[Bioperl-l] Re: AF165282 and Bio::DB::GenBank
Jason Stajich
jason@chg.mc.duke.edu
Tue, 24 Apr 2001 17:33:14 -0400 (EDT)
Anton, thank you for you request to look into this. Please submit these
type of things as a bug on the bioperl bug submission form in the future.
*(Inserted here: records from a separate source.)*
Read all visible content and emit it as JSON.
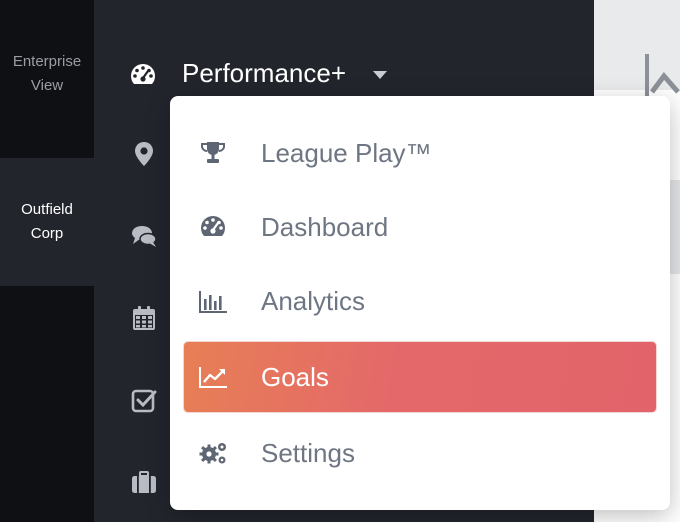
{
  "orgs": {
    "enterprise_line1": "Enterprise",
    "enterprise_line2": "View",
    "outfield_line1": "Outfield",
    "outfield_line2": "Corp"
  },
  "nav": {
    "title": "Performance+",
    "title_icon": "dashboard-gauge-icon",
    "side_icons": [
      "map-pin-icon",
      "chat-bubbles-icon",
      "calendar-icon",
      "checkbox-icon",
      "briefcase-icon"
    ]
  },
  "menu": {
    "items": [
      {
        "label": "League Play™",
        "icon": "trophy-icon",
        "active": false
      },
      {
        "label": "Dashboard",
        "icon": "dashboard-gauge-icon",
        "active": false
      },
      {
        "label": "Analytics",
        "icon": "bar-chart-icon",
        "active": false
      },
      {
        "label": "Goals",
        "icon": "trend-line-icon",
        "active": true
      },
      {
        "label": "Settings",
        "icon": "gears-icon",
        "active": false
      }
    ]
  },
  "colors": {
    "sidebar_bg": "#23252d",
    "org_rail_bg": "#0f1013",
    "active_gradient_start": "#e77f55",
    "active_gradient_end": "#e2646a",
    "menu_text": "#6f7683"
  }
}
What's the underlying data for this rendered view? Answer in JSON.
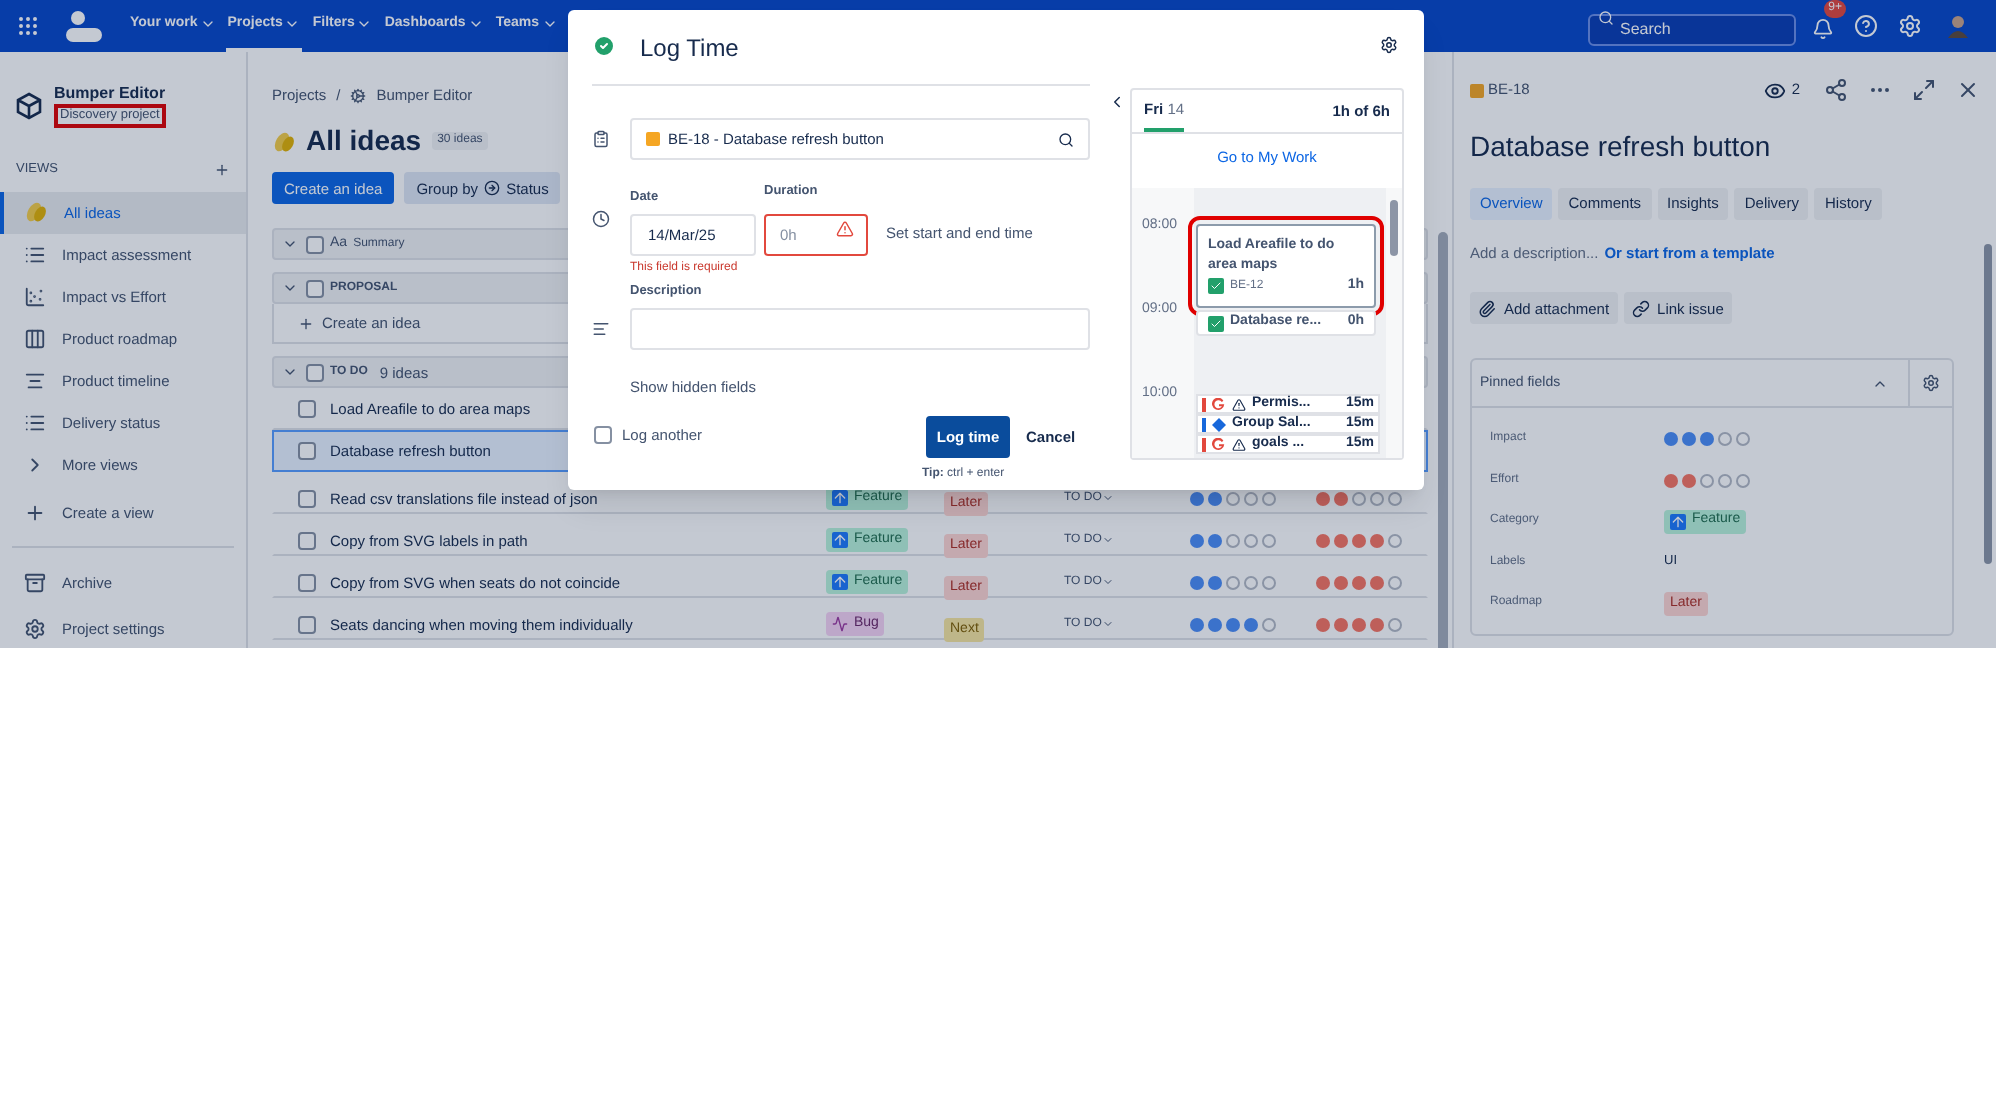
{
  "topnav": {
    "items": [
      {
        "label": "Your work",
        "selected": false
      },
      {
        "label": "Projects",
        "selected": true
      },
      {
        "label": "Filters",
        "selected": false
      },
      {
        "label": "Dashboards",
        "selected": false
      },
      {
        "label": "Teams",
        "selected": false
      }
    ],
    "search": {
      "placeholder": "Search"
    },
    "notifications_badge": "9+"
  },
  "sidebar": {
    "project_name": "Bumper Editor",
    "project_type": "Discovery project",
    "project_type_highlighted": true,
    "views_heading": "VIEWS",
    "items": [
      {
        "label": "All ideas",
        "kind": "ideas",
        "selected": true
      },
      {
        "label": "Impact assessment",
        "kind": "list",
        "selected": false
      },
      {
        "label": "Impact vs Effort",
        "kind": "matrix",
        "selected": false
      },
      {
        "label": "Product roadmap",
        "kind": "board",
        "selected": false
      },
      {
        "label": "Product timeline",
        "kind": "timeline",
        "selected": false
      },
      {
        "label": "Delivery status",
        "kind": "list",
        "selected": false
      },
      {
        "label": "More views",
        "kind": "more",
        "selected": false
      },
      {
        "label": "Create a view",
        "kind": "create",
        "selected": false
      }
    ],
    "footer_items": [
      {
        "label": "Archive",
        "kind": "archive"
      },
      {
        "label": "Project settings",
        "kind": "settings"
      }
    ]
  },
  "main": {
    "breadcrumb": [
      "Projects",
      "Bumper Editor"
    ],
    "breadcrumb_separator": "/",
    "title": "All ideas",
    "count": "30 ideas",
    "create_button": "Create an idea",
    "group_by": {
      "label": "Group by",
      "value": "Status"
    },
    "table": {
      "summary_icon": "Aa",
      "summary_header": "Summary",
      "select_all_checked": false,
      "groups": [
        {
          "name": "PROPOSAL",
          "expanded": true,
          "checked": false,
          "create_label": "Create an idea"
        },
        {
          "name": "TO DO",
          "expanded": true,
          "checked": false,
          "count": "9 ideas",
          "rows": [
            {
              "summary": "Load Areafile to do area maps",
              "checked": false,
              "selected": false
            },
            {
              "summary": "Database refresh button",
              "checked": false,
              "selected": true
            },
            {
              "summary": "Read csv translations file instead of json",
              "checked": false,
              "selected": false,
              "category": {
                "label": "Feature",
                "kind": "feature"
              },
              "roadmap": {
                "label": "Later",
                "kind": "later"
              },
              "status": "TO DO",
              "impact": {
                "stars": 2
              },
              "effort": {
                "stars": 2
              }
            },
            {
              "summary": "Copy from SVG labels in path",
              "checked": false,
              "selected": false,
              "category": {
                "label": "Feature",
                "kind": "feature"
              },
              "roadmap": {
                "label": "Later",
                "kind": "later"
              },
              "status": "TO DO",
              "impact": {
                "stars": 2
              },
              "effort": {
                "stars": 4
              }
            },
            {
              "summary": "Copy from SVG when seats do not coincide",
              "checked": false,
              "selected": false,
              "category": {
                "label": "Feature",
                "kind": "feature"
              },
              "roadmap": {
                "label": "Later",
                "kind": "later"
              },
              "status": "TO DO",
              "impact": {
                "stars": 2
              },
              "effort": {
                "stars": 4
              }
            },
            {
              "summary": "Seats dancing when moving them individually",
              "checked": false,
              "selected": false,
              "category": {
                "label": "Bug",
                "kind": "bug"
              },
              "roadmap": {
                "label": "Next",
                "kind": "next"
              },
              "status": "TO DO",
              "impact": {
                "stars": 4
              },
              "effort": {
                "stars": 4
              }
            }
          ]
        }
      ]
    }
  },
  "detail": {
    "key": "BE-18",
    "watchers": "2",
    "title": "Database refresh button",
    "tabs": [
      {
        "label": "Overview",
        "selected": true
      },
      {
        "label": "Comments",
        "selected": false
      },
      {
        "label": "Insights",
        "selected": false
      },
      {
        "label": "Delivery",
        "selected": false
      },
      {
        "label": "History",
        "selected": false
      }
    ],
    "description_placeholder": "Add a description...",
    "template_link": "Or start from a template",
    "actions": [
      {
        "label": "Add attachment",
        "kind": "attach"
      },
      {
        "label": "Link issue",
        "kind": "link"
      }
    ],
    "pinned": {
      "title": "Pinned fields",
      "expanded": true,
      "fields": [
        {
          "label": "Impact",
          "kind": "impact",
          "stars": 3
        },
        {
          "label": "Effort",
          "kind": "effort",
          "stars": 2
        },
        {
          "label": "Category",
          "kind": "category",
          "value": {
            "label": "Feature",
            "kind": "feature"
          }
        },
        {
          "label": "Labels",
          "kind": "text",
          "value": "UI"
        },
        {
          "label": "Roadmap",
          "kind": "tag",
          "value": {
            "label": "Later",
            "kind": "later"
          }
        }
      ]
    }
  },
  "dialog": {
    "title": "Log Time",
    "issue": "BE-18 - Database refresh button",
    "date": {
      "label": "Date",
      "value": "14/Mar/25",
      "error": "This field is required"
    },
    "duration": {
      "label": "Duration",
      "placeholder": "0h",
      "invalid": true
    },
    "set_time_link": "Set start and end time",
    "description": {
      "label": "Description"
    },
    "show_hidden": "Show hidden fields",
    "log_another": {
      "label": "Log another",
      "checked": false
    },
    "submit": "Log time",
    "cancel": "Cancel",
    "tip": "**Tip:** ctrl + enter",
    "calendar": {
      "day": "Fri",
      "date": "14",
      "total": "1h of 6h",
      "link": "Go to My Work",
      "hours": [
        "08:00",
        "09:00",
        "10:00"
      ],
      "events": [
        {
          "title": "Load Areafile to do area maps",
          "key": "BE-12",
          "duration": "1h",
          "highlighted": true
        },
        {
          "title": "Database re...",
          "duration": "0h",
          "highlighted": false
        }
      ],
      "entries": [
        {
          "title": "Permis...",
          "duration": "15m",
          "kind": "google",
          "warning": true,
          "color": "#e2483d"
        },
        {
          "title": "Group Sal...",
          "duration": "15m",
          "kind": "jira",
          "warning": false,
          "color": "#1868db"
        },
        {
          "title": "goals ...",
          "duration": "15m",
          "kind": "google",
          "warning": true,
          "color": "#e2483d"
        }
      ]
    }
  }
}
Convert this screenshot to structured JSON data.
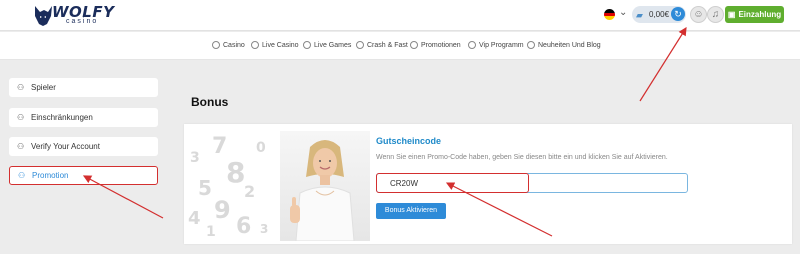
{
  "header": {
    "logo_text": "WOLFY",
    "logo_sub": "casino",
    "balance": "0,00€",
    "deposit_label": "Einzahlung"
  },
  "nav": {
    "items": [
      {
        "label": "Casino",
        "icon": "casino-chip-icon"
      },
      {
        "label": "Live Casino",
        "icon": "live-casino-icon"
      },
      {
        "label": "Live Games",
        "icon": "live-games-icon"
      },
      {
        "label": "Crash & Fast",
        "icon": "rocket-icon"
      },
      {
        "label": "Promotionen",
        "icon": "gift-icon"
      },
      {
        "label": "Vip Programm",
        "icon": "crown-icon"
      },
      {
        "label": "Neuheiten Und Blog",
        "icon": "news-icon"
      }
    ]
  },
  "sidebar": {
    "items": [
      {
        "label": "Spieler",
        "icon": "user-icon"
      },
      {
        "label": "Einschränkungen",
        "icon": "restriction-icon"
      },
      {
        "label": "Verify Your Account",
        "icon": "verify-user-icon"
      },
      {
        "label": "Promotion",
        "icon": "promotion-user-icon",
        "active": true
      }
    ]
  },
  "main": {
    "title": "Bonus",
    "voucher": {
      "title": "Gutscheincode",
      "text": "Wenn Sie einen Promo-Code haben, geben Sie diesen bitte ein und klicken Sie auf Aktivieren.",
      "input_value": "CR20W",
      "button_label": "Bonus Aktivieren"
    }
  },
  "colors": {
    "accent_blue": "#2e8bd8",
    "deposit_green": "#5fae2f",
    "annotation_red": "#d32f2f",
    "logo_navy": "#1b2d5b"
  }
}
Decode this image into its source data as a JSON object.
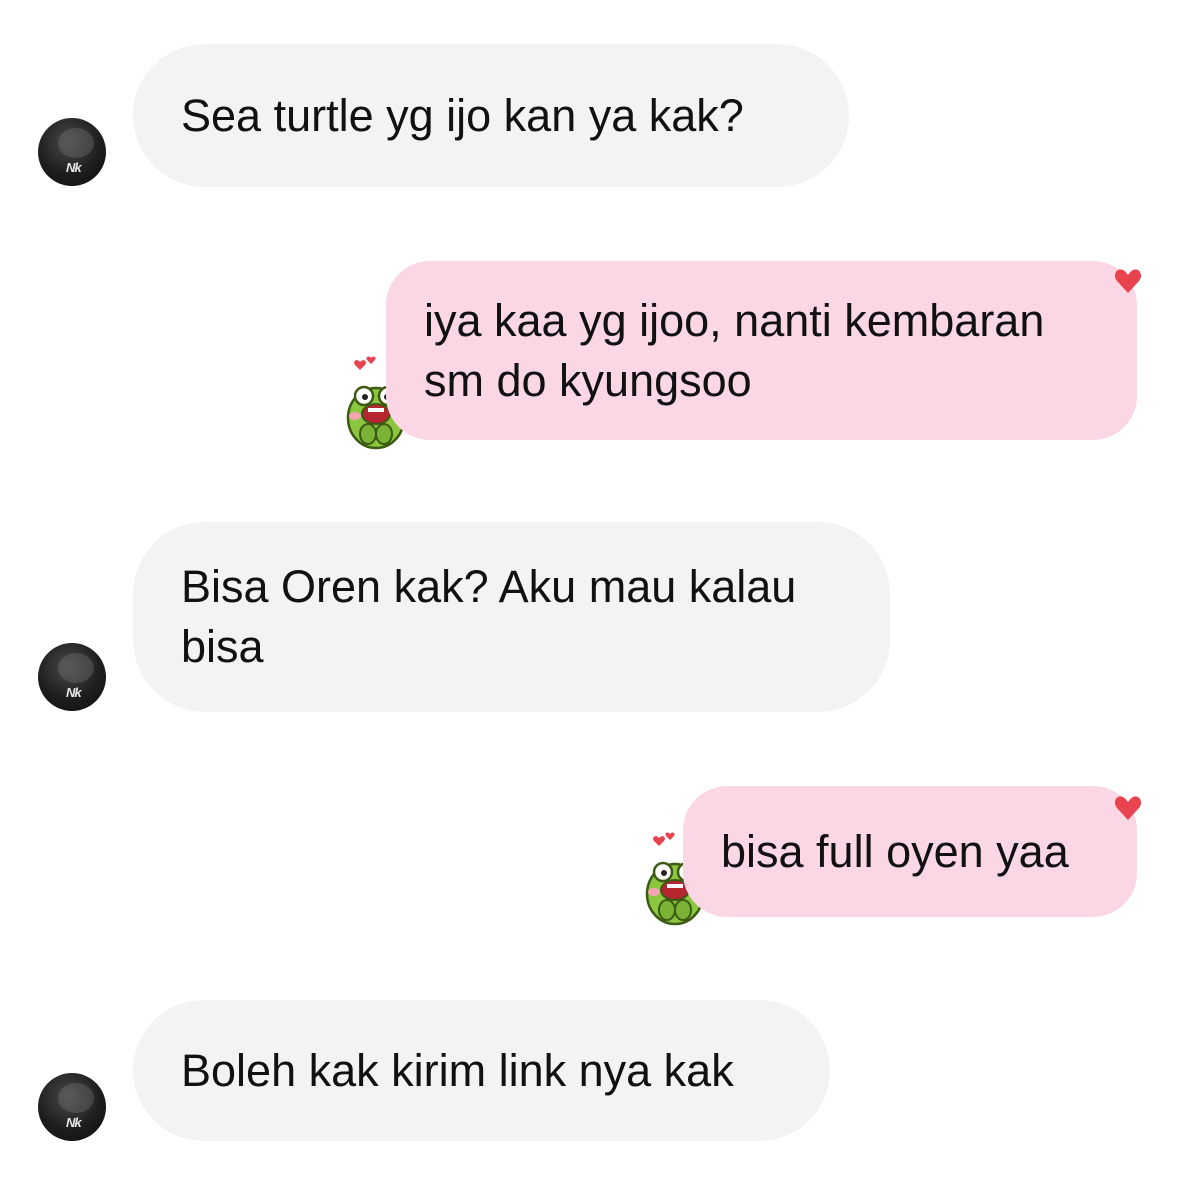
{
  "conversation": {
    "messages": [
      {
        "direction": "incoming",
        "text": "Sea turtle yg ijo kan ya kak?"
      },
      {
        "direction": "outgoing",
        "text": "iya kaa yg ijoo, nanti kembaran\nsm do kyungsoo",
        "reaction": "heart-icon",
        "sticker": "frog-sticker"
      },
      {
        "direction": "incoming",
        "text": "Bisa Oren kak? Aku mau kalau\nbisa"
      },
      {
        "direction": "outgoing",
        "text": "bisa full oyen yaa",
        "reaction": "heart-icon",
        "sticker": "frog-sticker"
      },
      {
        "direction": "incoming",
        "text": "Boleh kak kirim link nya kak"
      }
    ]
  },
  "colors": {
    "incoming_bubble": "#f3f3f3",
    "outgoing_bubble": "#fbd7e6",
    "heart": "#e8434f",
    "text": "#111111"
  }
}
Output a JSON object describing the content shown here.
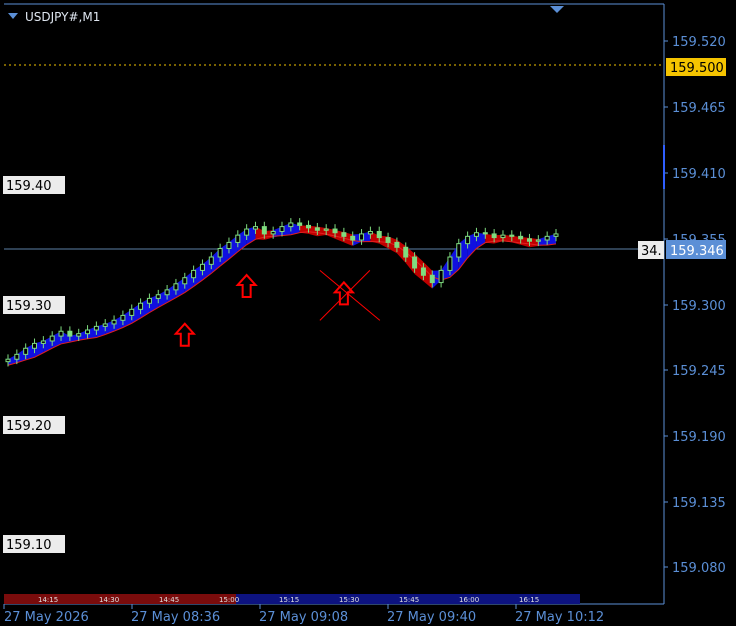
{
  "window": {
    "symbol_title": "USDJPY#,M1"
  },
  "price_axis": {
    "ticks": [
      "159.520",
      "159.465",
      "159.410",
      "159.355",
      "159.300",
      "159.245",
      "159.190",
      "159.135",
      "159.080"
    ],
    "alert_level": "159.500",
    "current_price": "159.346",
    "spread_tag": "34."
  },
  "level_labels": [
    "159.40",
    "159.30",
    "159.20",
    "159.10"
  ],
  "time_axis": [
    "27 May 2026",
    "27 May 08:36",
    "27 May 09:08",
    "27 May 09:40",
    "27 May 10:12"
  ],
  "session_bar": [
    "14:15",
    "14:30",
    "14:45",
    "15:00",
    "15:15",
    "15:30",
    "15:45",
    "16:00",
    "16:15"
  ],
  "colors": {
    "background": "#000000",
    "axis": "#5b8fd6",
    "bull_candle": "#7fdc7f",
    "bear_candle": "#7fdc7f",
    "ribbon_up": "#1010e0",
    "ribbon_down": "#c00000",
    "signal_arrow": "#ff0000",
    "alert_line": "#f5c400",
    "price_line": "#5b7fa6"
  },
  "chart_data": {
    "type": "candlestick",
    "title": "USDJPY#,M1",
    "ylim": [
      159.05,
      159.535
    ],
    "x_labels": [
      "27 May 2026",
      "27 May 08:36",
      "27 May 09:08",
      "27 May 09:40",
      "27 May 10:12"
    ],
    "series": [
      {
        "name": "price",
        "close": [
          159.243,
          159.247,
          159.252,
          159.256,
          159.258,
          159.262,
          159.266,
          159.262,
          159.264,
          159.267,
          159.27,
          159.272,
          159.275,
          159.279,
          159.284,
          159.289,
          159.293,
          159.296,
          159.3,
          159.305,
          159.31,
          159.316,
          159.321,
          159.327,
          159.334,
          159.339,
          159.345,
          159.35,
          159.352,
          159.346,
          159.348,
          159.352,
          159.355,
          159.353,
          159.351,
          159.349,
          159.35,
          159.347,
          159.344,
          159.341,
          159.346,
          159.348,
          159.343,
          159.339,
          159.335,
          159.327,
          159.318,
          159.312,
          159.306,
          159.316,
          159.327,
          159.338,
          159.344,
          159.347,
          159.346,
          159.343,
          159.345,
          159.344,
          159.342,
          159.34,
          159.341,
          159.344,
          159.346
        ]
      }
    ],
    "signals": [
      {
        "type": "buy",
        "index": 20
      },
      {
        "type": "buy",
        "index": 27
      },
      {
        "type": "buy-cancelled",
        "index": 38
      }
    ]
  }
}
I have taken care of this for this case.
It appears that the problem is not in the db download (Bio::DB::GenBank),
but in the genbank parsing, but you may need to clarify what you mean by
'it does not work' as I can certainly download the sequence and get at
least sequence information just not all the features are being parsed
correctly.
The offending features look somthing like this which the regexps aren't
handling I'm guessing.
gene join(<1..226,AF165283.1:1..197,AF165284.1:1..243,
AF165285.1:1..242,AF165286.1:1..225,AF165287.1:1..152,
AF165288.1:1..163,AF165289.1:1..158,AF165290.1:1..241,
AF165291.1:1..93,AF165292.1:1..223,AF165293.1:1..69,
AF165294.1:1..134,AF165295.1:1..169,AF165296.1:1..145,
AF165297.1:1..119,AF165298.1:1..209,AF165299.1:1..115,
AF165300.1:1..53,AF165301.1:1..126,AF165302.1:1..95,
AF165303.1:1..190,AF165304.1:1..198,AF165305.1:1..136,
AF165306.1:1..165,AF165307.1:1..150,AF165308.1:1..141,
AF165309.1:1..83,AF165310.1:1..>264)
/gene="ABC1"
556 magrathea tests $ cat genbank_dbtests.t
#!/usr/local/bin/perl -w
use strict;
use Bio::DB::GenBank;
use Bio::SeqIO;
my $db = new Bio::DB::GenBank;
my $seq = $db->get_Seq_by_acc('AF165282');
my $seqout = new Bio::SeqIO(-format => 'genbank',
-fh => \*STDOUT);
$seqout->write_seq($seq);
557 magrathea tests $ perl genbank_dbtests.t
-------------------- WARNING ---------------------
MSG: unable to parse location successfully out of AF165283.1:1..197,
ignoring feature (seqid=HSATPCB01)
---------------------------------------------------
-------------------- WARNING ---------------------
MSG: unable to parse feature gene in EMBL/GenBank/SwissProt sequence entry
(id=HSATPCB01), ignoring
---------------------------------------------------
-------------------- WARNING ---------------------
MSG: unable to parse location successfully out of AF165283.1:16..192,
ignoring feature (seqid=HSATPCB01)
---------------------------------------------------
-------------------- WARNING ---------------------
MSG: unable to parse feature mRNA in EMBL/GenBank/SwissProt sequence entry
(id=HSATPCB01), ignoring
---------------------------------------------------
-------------------- WARNING ---------------------
MSG: unable to parse location successfully out of AF165283.1:16..192,
ignoring feature (seqid=HSATPCB01)
---------------------------------------------------
-------------------- WARNING ---------------------
MSG: unable to parse feature CDS in EMBL/GenBank/SwissProt sequence entry
(id=HSATPCB01), ignoring
---------------------------------------------------
LOCUS HSATPCB01 226 bp DNA PRI 17-AUG-1999
DEFINITION Homo sapiens ATP cassette binding transporter 1 (ABC1) gene,
exon
12.
ACCESSION AF165282
VERSION AF165282.1 GI:5734104
KEYWORDS .
SOURCE Homo sapiens.
ORGANISM Homo sapiens
Eukaryota; Metazoa; Chordata; Craniata; Vertebrata;
Euteleostomi;
Mammalia; Eutheria; Primates; Catarrhini; Hominidae; Homo.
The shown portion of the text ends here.